CNBC: UK to reveal plans for cryptocurrency regulation in coming weeks, focus on stablecoins

The U.K. government will soon unveil plans to regulate the cryptocurrency market, with a focus on stablecoins, according to four industry sources familiar with the matter.

U.K. Finance Minister Rishi Sunak is expected to announce a new regulatory regime for cryptocurrencies in the coming weeks, sources told CNBC, speaking on condition of anonymity because the information is not yet public.

The Treasury Department declined to comment when asked by CNBC about the plan.

Details of the plan are still being discussed. Sources who spoke to CNBC said the plan could be good for the industry, providing clear laws for an industry that has so far been poorly regulated.
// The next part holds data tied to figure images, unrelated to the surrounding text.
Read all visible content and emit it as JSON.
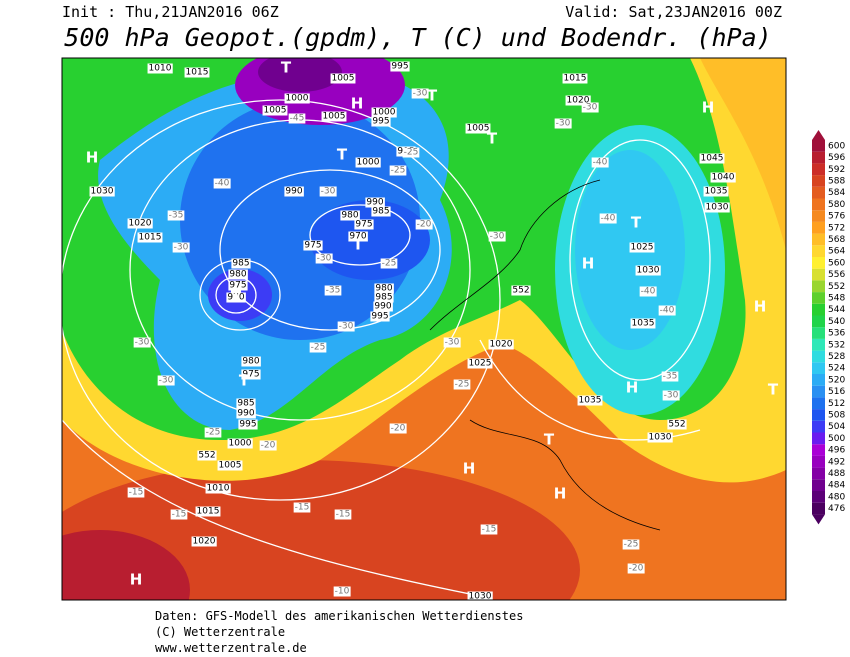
{
  "header": {
    "init": "Init : Thu,21JAN2016 06Z",
    "valid": "Valid: Sat,23JAN2016 00Z",
    "title": "500 hPa Geopot.(gpdm), T (C) und Bodendr. (hPa)"
  },
  "map": {
    "pressure_labels": [
      "1010",
      "1015",
      "1005",
      "995",
      "1000",
      "1005",
      "1005",
      "1000",
      "995",
      "1015",
      "1020",
      "1005",
      "995",
      "1000",
      "1030",
      "1045",
      "1040",
      "1035",
      "1030",
      "990",
      "990",
      "985",
      "980",
      "975",
      "970",
      "975",
      "1020",
      "1015",
      "985",
      "980",
      "975",
      "970",
      "1025",
      "1030",
      "980",
      "985",
      "990",
      "995",
      "1035",
      "1020",
      "1025",
      "980",
      "975",
      "985",
      "990",
      "995",
      "1000",
      "1005",
      "1010",
      "1015",
      "1020",
      "1035",
      "1030",
      "1030"
    ],
    "temperature_labels": [
      "-45",
      "-40",
      "-35",
      "-30",
      "-30",
      "-20",
      "-25",
      "-30",
      "-35",
      "-30",
      "-25",
      "-30",
      "-30",
      "-25",
      "-20",
      "-15",
      "-15",
      "-15",
      "-15",
      "-15",
      "-10",
      "-20",
      "-25",
      "-30",
      "-30",
      "-40",
      "-40",
      "-40",
      "-40",
      "-35",
      "-30",
      "-25",
      "-20",
      "-30",
      "-30",
      "-30",
      "-25",
      "-25"
    ],
    "pressure_centers": [
      "T",
      "H",
      "T",
      "H",
      "T",
      "T",
      "H",
      "T",
      "H",
      "T",
      "T",
      "T",
      "H",
      "H",
      "T",
      "H",
      "T",
      "H",
      "H"
    ],
    "thickness_labels": [
      "552",
      "552",
      "552"
    ]
  },
  "colorbar": {
    "levels": [
      476,
      480,
      484,
      488,
      492,
      496,
      500,
      504,
      508,
      512,
      516,
      520,
      524,
      528,
      532,
      536,
      540,
      544,
      548,
      552,
      556,
      560,
      564,
      568,
      572,
      576,
      580,
      584,
      588,
      592,
      596,
      600
    ],
    "colors": [
      "#4b0060",
      "#5c0078",
      "#70008f",
      "#8400a6",
      "#9800bf",
      "#aa00d6",
      "#6a1cf0",
      "#3c3cf5",
      "#1e56f0",
      "#1f72ef",
      "#2a90f2",
      "#2cacf5",
      "#30c8f2",
      "#30dce0",
      "#2fe8b8",
      "#26e07a",
      "#20d44a",
      "#28d030",
      "#5ed02c",
      "#9ad630",
      "#d8e030",
      "#fff030",
      "#ffd830",
      "#ffbe28",
      "#ffa020",
      "#f58a20",
      "#ef7420",
      "#e45c20",
      "#d84420",
      "#cc2e28",
      "#b81e30",
      "#a0103a"
    ]
  },
  "footer": {
    "lines": [
      "Daten: GFS-Modell des amerikanischen Wetterdienstes",
      "(C) Wetterzentrale",
      "www.wetterzentrale.de"
    ]
  }
}
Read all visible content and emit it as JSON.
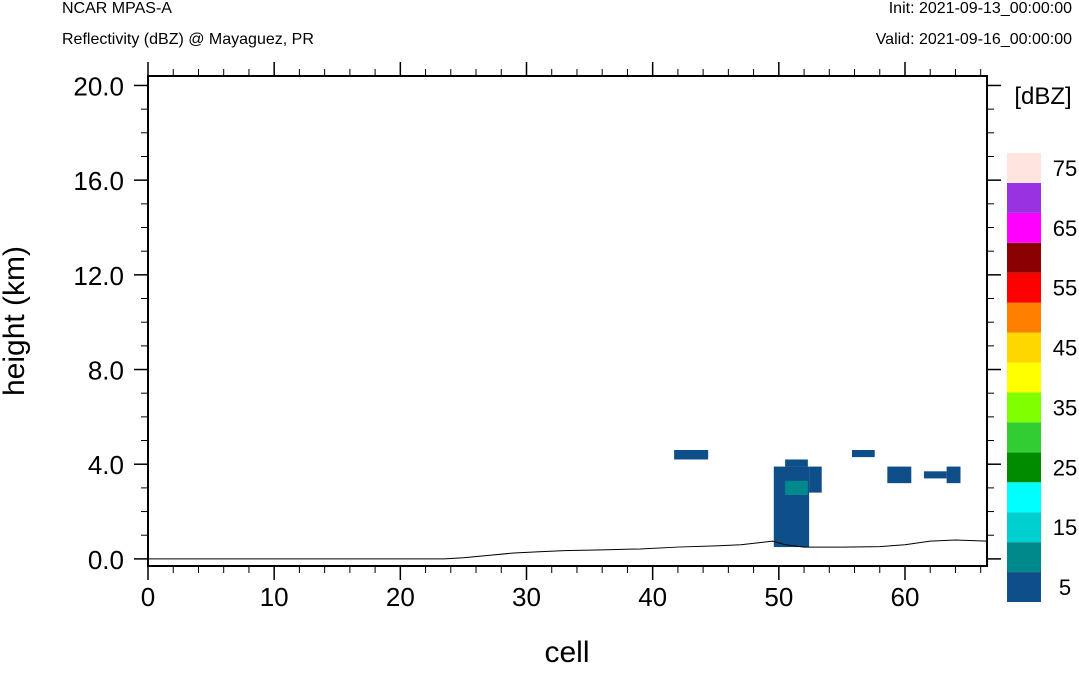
{
  "header": {
    "model": "NCAR MPAS-A",
    "subtitle": "Reflectivity (dBZ) @ Mayaguez, PR",
    "init": "Init: 2021-09-13_00:00:00",
    "valid": "Valid: 2021-09-16_00:00:00"
  },
  "chart_data": {
    "type": "heatmap",
    "xlabel": "cell",
    "ylabel": "height (km)",
    "xlim": [
      0,
      66.5
    ],
    "ylim": [
      -0.3,
      20.4
    ],
    "x_ticks": [
      0,
      10,
      20,
      30,
      40,
      50,
      60
    ],
    "x_tick_labels": [
      "0",
      "10",
      "20",
      "30",
      "40",
      "50",
      "60"
    ],
    "y_ticks": [
      0,
      4,
      8,
      12,
      16,
      20
    ],
    "y_tick_labels": [
      "0.0",
      "4.0",
      "8.0",
      "12.0",
      "16.0",
      "20.0"
    ],
    "colorbar": {
      "title": "[dBZ]",
      "levels": [
        5,
        10,
        15,
        20,
        25,
        30,
        35,
        40,
        45,
        50,
        55,
        60,
        65,
        70,
        75
      ],
      "labels": [
        "5",
        "15",
        "25",
        "35",
        "45",
        "55",
        "65",
        "75"
      ],
      "colors": [
        "#0e4f8a",
        "#00898a",
        "#00cfcf",
        "#00ffff",
        "#008b00",
        "#32cd32",
        "#7fff00",
        "#ffff00",
        "#ffd700",
        "#ff7f00",
        "#ff0000",
        "#8b0000",
        "#ff00ff",
        "#9932e0",
        "#ffe4e0"
      ]
    },
    "terrain": [
      [
        0,
        0.0
      ],
      [
        23.5,
        0.0
      ],
      [
        25,
        0.05
      ],
      [
        27,
        0.15
      ],
      [
        29,
        0.25
      ],
      [
        31,
        0.3
      ],
      [
        33,
        0.35
      ],
      [
        36,
        0.38
      ],
      [
        39,
        0.42
      ],
      [
        42,
        0.5
      ],
      [
        45,
        0.55
      ],
      [
        47,
        0.6
      ],
      [
        49.5,
        0.75
      ],
      [
        50.5,
        0.6
      ],
      [
        52,
        0.5
      ],
      [
        55,
        0.5
      ],
      [
        58,
        0.52
      ],
      [
        60,
        0.6
      ],
      [
        62,
        0.75
      ],
      [
        64,
        0.8
      ],
      [
        66.5,
        0.75
      ]
    ],
    "cells": [
      {
        "x0": 41.7,
        "x1": 44.4,
        "y0": 4.2,
        "y1": 4.6,
        "dbz": 5
      },
      {
        "x0": 49.6,
        "x1": 52.4,
        "y0": 0.5,
        "y1": 3.9,
        "dbz": 5
      },
      {
        "x0": 50.5,
        "x1": 52.3,
        "y0": 3.9,
        "y1": 4.2,
        "dbz": 5
      },
      {
        "x0": 52.4,
        "x1": 53.4,
        "y0": 2.8,
        "y1": 3.9,
        "dbz": 5
      },
      {
        "x0": 50.5,
        "x1": 52.3,
        "y0": 2.7,
        "y1": 3.3,
        "dbz": 10
      },
      {
        "x0": 55.8,
        "x1": 57.6,
        "y0": 4.3,
        "y1": 4.6,
        "dbz": 5
      },
      {
        "x0": 58.6,
        "x1": 60.5,
        "y0": 3.2,
        "y1": 3.9,
        "dbz": 5
      },
      {
        "x0": 61.5,
        "x1": 63.3,
        "y0": 3.4,
        "y1": 3.7,
        "dbz": 5
      },
      {
        "x0": 63.3,
        "x1": 64.4,
        "y0": 3.2,
        "y1": 3.9,
        "dbz": 5
      }
    ]
  }
}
According to sources, Treasury officials have shown a willingness to understand the intricacies of the cryptocurrency market and stablecoins, digital assets whose value is derived from existing currencies such as the U.S. dollar.

The department has been in discussions with some companies and trade groups. That includes cryptocurrency exchange Gemini, one of the sources said. Gemini issued the stablecoin Gemini dollar, which is pegged to the US dollar.

The use of stablecoins has grown exponentially over the past few years as interest in cryptocurrencies has grown broadly. The world’s largest stablecoin, Tether, now has a total circulating supply of more than $80 billion, up from about $4 billion two years ago.

But the tokens have also drawn the attention of regulators, who fear they may not be backed by an equal amount of reserves and be used for money laundering and other illicit activities.

At the same time, regulators are concerned that bitcoin and other cryptocurrencies, which are more anonymous and uncontrollable than the financial system, could be used to evade sanctions during the Russian-Ukrainian conflict.

The Bank of England on Thursday called on policymakers to expand the regulatory framework to limit the risks cryptocurrencies pose to financial stability.

Bank of England Deputy Governor Sam Woods wrote to the CEOs of several banks, in which he stated that interest from banks and investment firms to enter various cryptocurrency markets is increasing.

The Treasury Department’s move is seen as a response to Biden’s executive order, which calls for coordination among various U.S. federal agencies on regulating cryptocurrencies, the sources said. And some in the industry lament the lack of similar action in the UK.

Some companies, including Revolut, and Copper, may be forced to shut down their U.K.-based cryptocurrency businesses if they fail to register on the Financial Conduct Authority’s Crypto Assets Register in time for the March 31 deadline .

The FCA said a large number of cryptocurrency companies did not meet the required anti-money laundering standards, with only 33 companies on the register. Over 80% of companies have withdrawn their applications or been rejected by regulators.